C’est comme cela son bon plaisir.

ÉLISABETH.

Oui, c’est nécessaire, mon cher enfant.

CHARLES.

Pourquoi ?

ÉLISABETH.

Te souviens-tu encore comme il sortit la dernière fois, lorsqu’il t’apporta un petit pain blanc ?

CHARLES.

M’en apportera-t-il encore ?

ÉLISABETH.

Je le pense. Vois-tu, il y avait un tailleur de Stuttgart, qui était fort habile à tirer de l’arc, et qui avait gagné à Cologne le prix du tir.

CHARLES.

Était-ce beaucoup ?

ÉLISABETH.

Cent écus. Et ensuite ils ne voulurent pas le lui donner.

MARIE.

N’est-ce pas, Charles, que c’est vilain ?

CHARLES.

Vilaines gens !

ÉLISABETH.

Alors le tailleur vint trouver ton père, et le pria de l’aider à obtenir son argent. Et ton père sortit à cheval, et enleva à ceux de Cologne une couple de marchands, et les tourmenta jusqu’à ce qu’ils eussent donné l’argent. Ne serais-tu pas aussi sorti à cheval ?

CHARLES.

Non ! il faut passer par une sombre, sombre forêt : il y a des bohémiens et des sorcières.

ÉLISABETH.

Voilà un courageux garçon ! Il a peur des sorcières !

MARIE.

Tu feras mieux, Charles, de vivre un jour dans ton château comme un pieux chevalier chrétien. On trouve dans ses propres domaines assez d’occasions de faire du bien. Les plus honnêtes chevaliers font dans leurs expéditions plus d’injustices qu’ils n’en réparent.

ÉLISABETH.

Ma sœur, tu ne sais ce que tu dis. Dieu veuille seulement que notre fils devienne brave avec le temps, et ne suive pas l’exemple de ce Weislingen, qui se conduit si déloyalement avec mon mari !

MARIE.

Ne jugeons pas, Élisabeth. Mon frère est très-irrité, toi aussi. Dans toute cette affaire, je suis plutôt spectateur, et je puis être plus équitable.

ÉLISABETH.

Il est sans excuse.

MARIE.

Ce qu’on m’a dit de lui m’a disposée en sa faveur.

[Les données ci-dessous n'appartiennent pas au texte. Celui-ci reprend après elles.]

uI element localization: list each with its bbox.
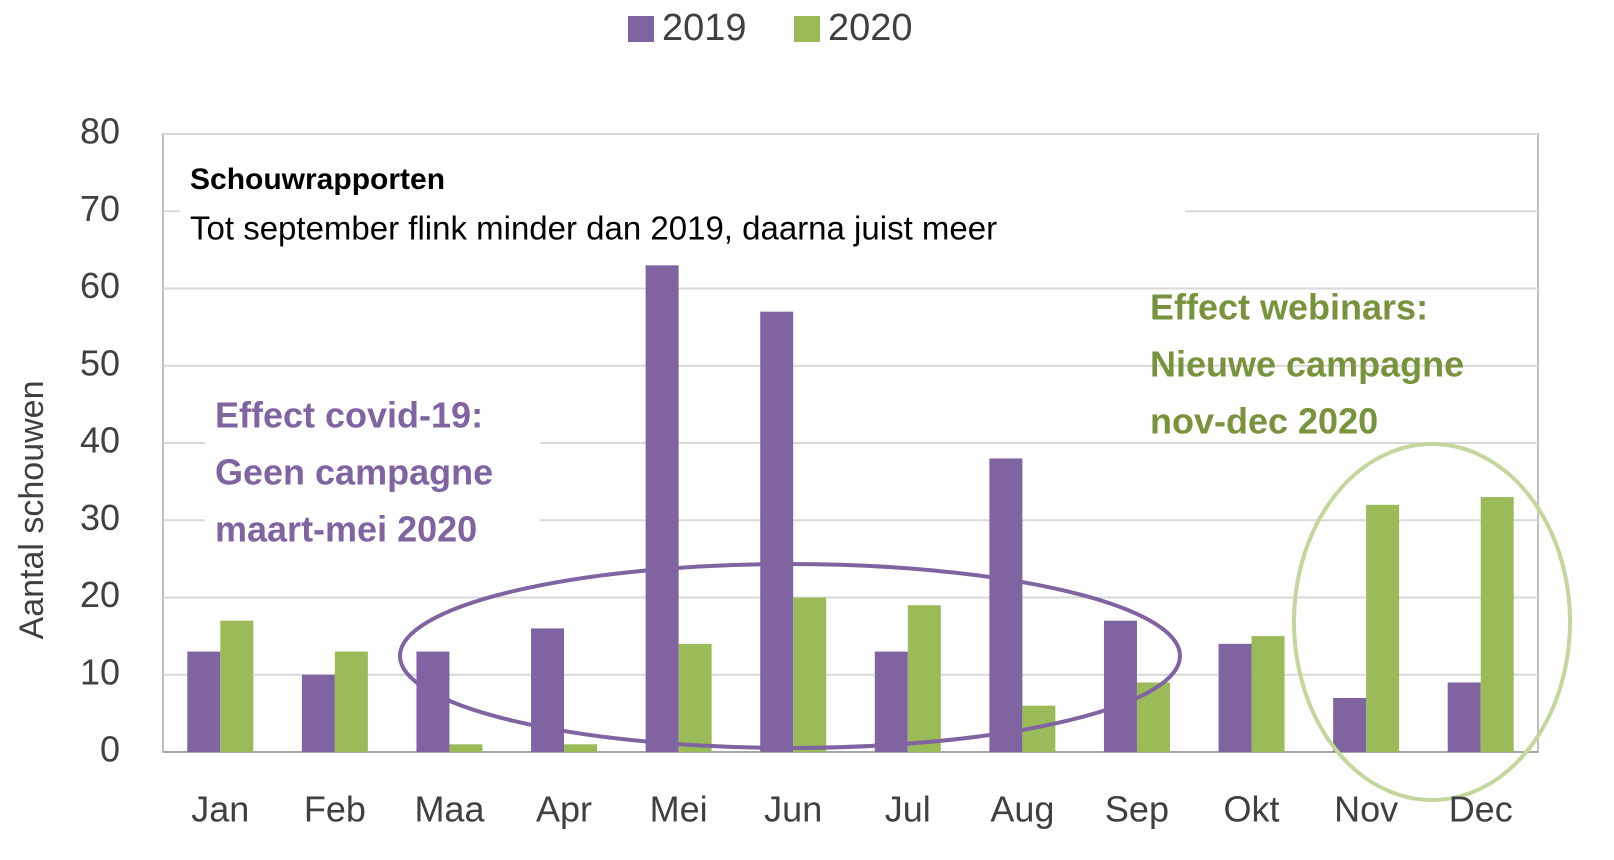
y-tick-label: 30: [80, 497, 120, 538]
annotation: Effect webinars:: [1150, 287, 1428, 328]
legend-label: 2020: [828, 7, 913, 49]
annotation: maart-mei 2020: [215, 509, 477, 550]
x-tick-label: Mei: [650, 789, 708, 830]
bar: [907, 605, 941, 752]
x-tick-label: Jun: [764, 789, 822, 830]
annotation: Geen campagne: [215, 452, 493, 493]
y-tick-label: 20: [80, 574, 120, 615]
legend-label: 2019: [662, 7, 747, 49]
bar: [1480, 497, 1514, 752]
bar: [1366, 504, 1400, 752]
x-tick-label: Dec: [1449, 789, 1513, 830]
x-tick-label: Feb: [304, 789, 366, 830]
highlight-ellipse: [398, 562, 1182, 750]
x-tick-label: Sep: [1105, 789, 1169, 830]
y-tick-label: 40: [80, 420, 120, 461]
y-tick-label: 60: [80, 265, 120, 306]
bar: [1103, 620, 1137, 752]
text-box: [180, 158, 1185, 258]
bar: [564, 744, 598, 752]
y-axis-label: Aantal schouwen: [13, 381, 51, 640]
x-tick-label: Aug: [990, 789, 1054, 830]
y-tick-label: 0: [100, 729, 120, 770]
bar: [760, 311, 794, 752]
text-box: [205, 390, 540, 558]
annotation: Nieuwe campagne: [1150, 344, 1464, 385]
x-tick-label: Apr: [536, 789, 592, 830]
bar: [449, 744, 483, 752]
bar: [1218, 643, 1252, 752]
bar: [1333, 697, 1367, 752]
annotation: Effect covid-19:: [215, 395, 483, 436]
bar: [187, 651, 221, 752]
y-tick-label: 10: [80, 651, 120, 692]
x-tick-label: Jul: [885, 789, 931, 830]
bar: [645, 265, 679, 752]
bar: [1251, 636, 1285, 752]
legend-swatch: [628, 16, 654, 42]
bar: [334, 651, 368, 752]
bar: [416, 651, 450, 752]
bar: [531, 628, 565, 752]
y-tick-label: 70: [80, 188, 120, 229]
x-tick-label: Nov: [1334, 789, 1398, 830]
highlight-ellipse: [1292, 442, 1572, 802]
y-tick-label: 80: [80, 111, 120, 152]
x-tick-label: Okt: [1224, 789, 1280, 830]
annotation: nov-dec 2020: [1150, 401, 1378, 442]
x-tick-label: Maa: [414, 789, 485, 830]
y-tick-label: 50: [80, 342, 120, 383]
bar: [678, 643, 712, 752]
bar: [874, 651, 908, 752]
chart-title: Schouwrapporten: [190, 163, 445, 196]
bar: [793, 597, 827, 752]
bar: [301, 674, 335, 752]
bar: [1447, 682, 1481, 752]
bar: [1136, 682, 1170, 752]
bar: [220, 620, 254, 752]
legend-swatch: [794, 16, 820, 42]
chart-subtitle: Tot september flink minder dan 2019, daa…: [190, 210, 997, 247]
bar: [989, 458, 1023, 752]
x-tick-label: Jan: [191, 789, 249, 830]
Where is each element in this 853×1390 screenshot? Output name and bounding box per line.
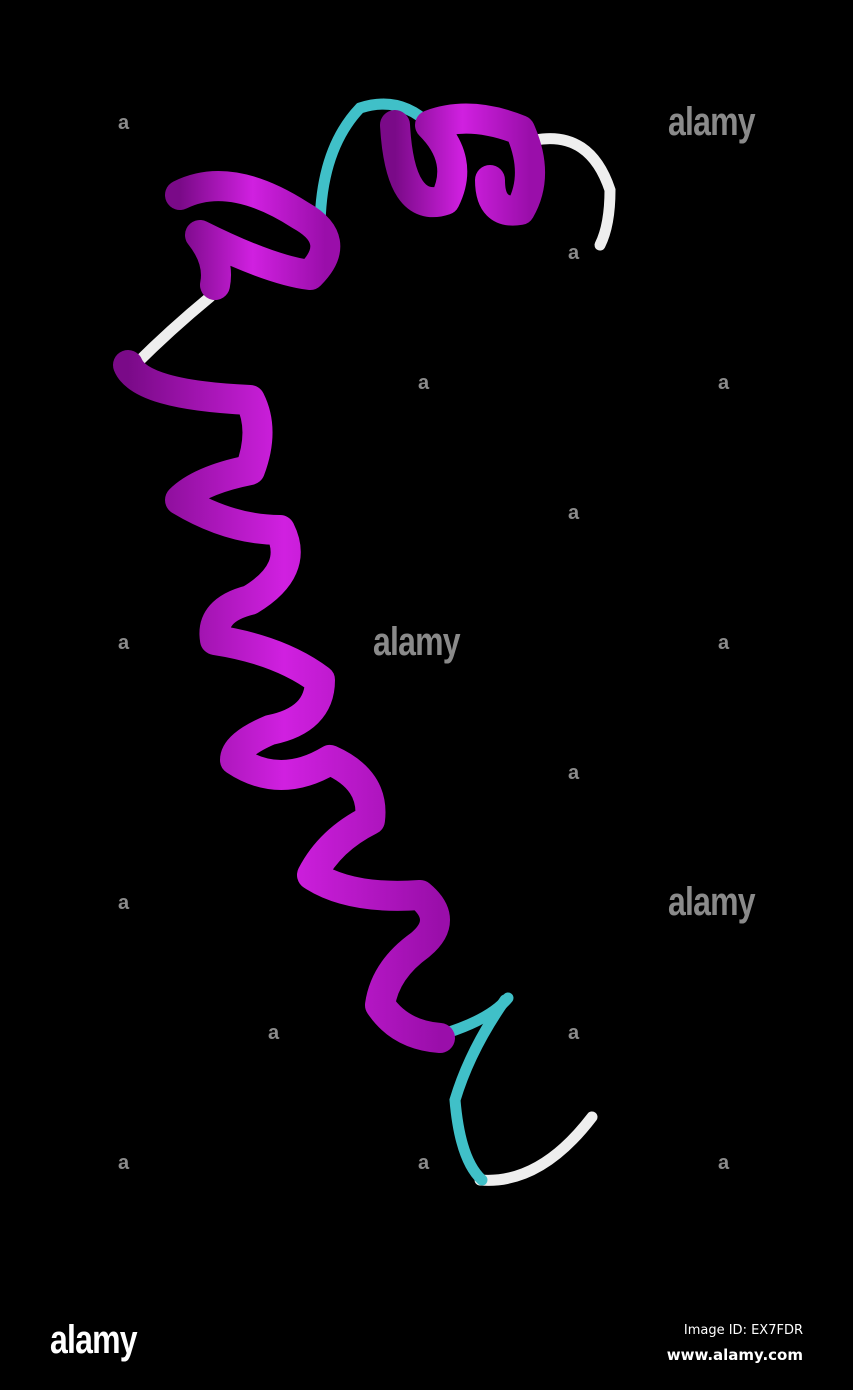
watermark: a	[418, 372, 429, 394]
alamy-logo: alamy	[50, 1318, 138, 1362]
watermark: a	[718, 1152, 729, 1174]
coil-segment	[129, 133, 616, 1186]
watermark: a	[568, 502, 579, 524]
watermark: a	[718, 632, 729, 654]
watermark: alamy	[668, 880, 756, 924]
watermark: a	[568, 242, 579, 264]
watermark: a	[118, 632, 129, 654]
watermark: a	[718, 372, 729, 394]
watermark: a	[268, 1022, 279, 1044]
watermark: alamy	[668, 100, 756, 144]
watermark: a	[118, 112, 129, 134]
watermark: alamy	[373, 620, 461, 664]
watermark: a	[118, 892, 129, 914]
watermark: a	[418, 1152, 429, 1174]
site-url: www.alamy.com	[666, 1346, 803, 1364]
helix-segment	[113, 103, 545, 1053]
watermark: a	[568, 762, 579, 784]
watermark: a	[118, 1152, 129, 1174]
image-id: Image ID: EX7FDR	[683, 1323, 803, 1338]
watermark: a	[568, 1022, 579, 1044]
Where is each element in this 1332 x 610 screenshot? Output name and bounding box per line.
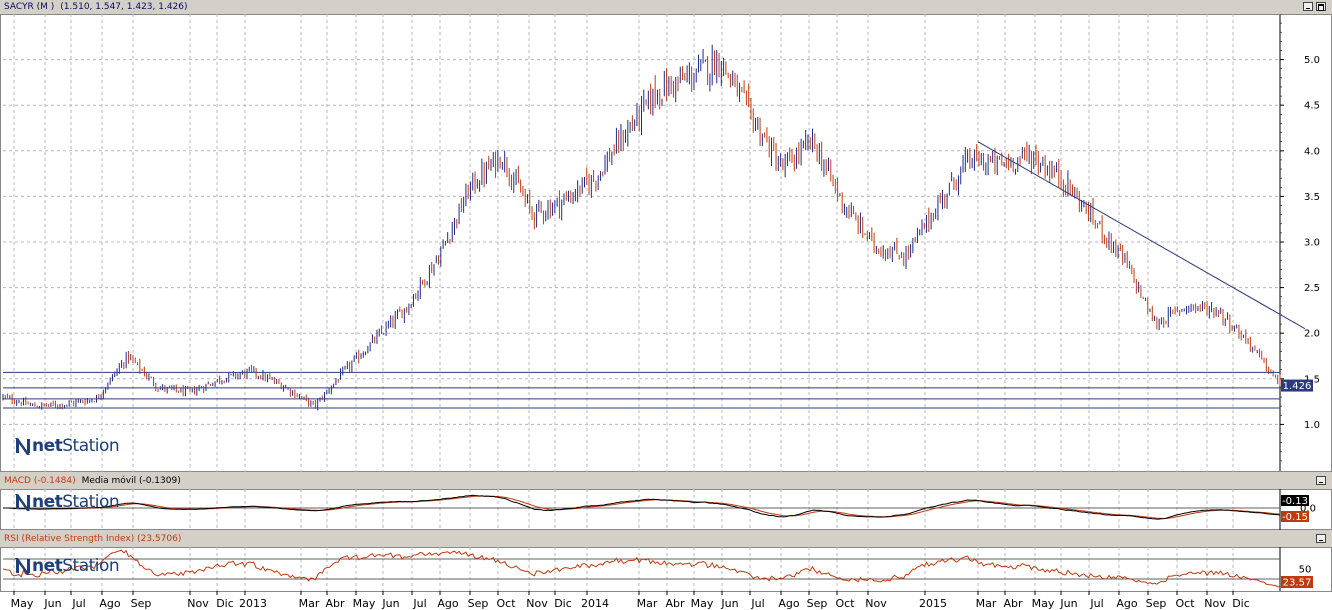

Ton mari lui-même n’en contait-il pas beaucoup de choses aimables et bonnes ? Comme leur jeunesse fut heureuse, lorsqu’ils étaient ensemble pages du margrave !

ÉLISABETH.

Cela peut être ; mais dis-moi ce que peut jamais avoir eu de bon l’homme qui tend des piéges à son meilleur et son plus fidèle ami ; qui vend ses services aux ennemis de mon mari, et cherche à prévenir par des rapports hostiles notre excellent empereur, qui nous est si favorable !

CHARLES.

Mon père ! mon père ! Le gardien de la tour sonne l’air : « Vivat, ouvrez la grande porte ! »

ÉLISABETH.

Il revient avec du butin. (Entre un cavalier.)

LE CAVALIER.

Nous avons fait bonne chasse ! Dieu vous garde, nobles dames !

ÉLISABETH.

Tenez-vous Weislingen ?

LE CAVALIER.

Lui et trois cavaliers.

ÉLISABETH.

Comment s’est-il fait que vous soyez restés si longtemps ?

LE CAVALIER.

Nous l’attendions au passage, entre Nuremberg et Bamberg ; il ne venait pas, et nous savions pourtant qu’il était en chemin. Enfin nous eûmes de ses nouvelles : il avait fait un détour, et se reposait doucement chez le comte de Schwarzenberg.

ÉLISABETH.

Ils voudraient bien aussi en faire un ennemi de mon mari.

LE CAVALIER.

J’avertis d’abord notre maître. À cheval ! Et nous courons dans la forêt de Haslach. Et voici quelque chose de curieux : comme nous chevauchons ainsi pendant la nuit, un berger gardait justement ses moutons, et cinq loups fondent sur le troupeau, et s’en donnent à cœur joie. Notre maître se mit à rire et dit : « Bon succès, chers camarades ! Bon succès partout et pour nous aussi ! » Et nous fûmes tous réjouis de ce bon présage. Pendant ce temps Weislingen arrive à cheval avec quatre hommes d’armes.

MARIE.

Mon cœur frissonne.

LE CAVALIER.

Moi et mon camarade, ainsi que le maître nous l’avait ordonné, nous nous cramponnons à Weislingen, comme si nous ne faisions qu’un avec lui, en sorte qu’il ne pouvait agir ni remuer, et le maître et Jean tombèrent sur les cavaliers et les firent prisonniers. Un s’est échappé.

ÉLISABETH.

Je suis impatiente de le voir. Arrivent-ils bientôt ?

LE CAVALIER.

Ils montent la vallée : dans un quart d’heure ils seront ici.

MARIE.

Il doit être bien abattu.

LE CAVALIER.

Il a l’air assez sombre.

MARIE.

Son regard me fera mal.

ÉLISABETH.

Ah !… Je vais vite préparer le repas. Vous devez tous avoir grand’faim.

LE CAVALIER.

Rudement !

ÉLISABETH, à Marie.

Prends la clef de la cave, et tire du meilleur vin ! Ils l’ont mérité. (Elle sort.)

CHARLES.

Tante, je veux aller avec toi.

MARIE.

Viens, mon petit. (Ils sortent.)

LE CAVALIER, seul.

Il ne sera pas tel que son père, autrement il viendrait avec moi à l’écurie.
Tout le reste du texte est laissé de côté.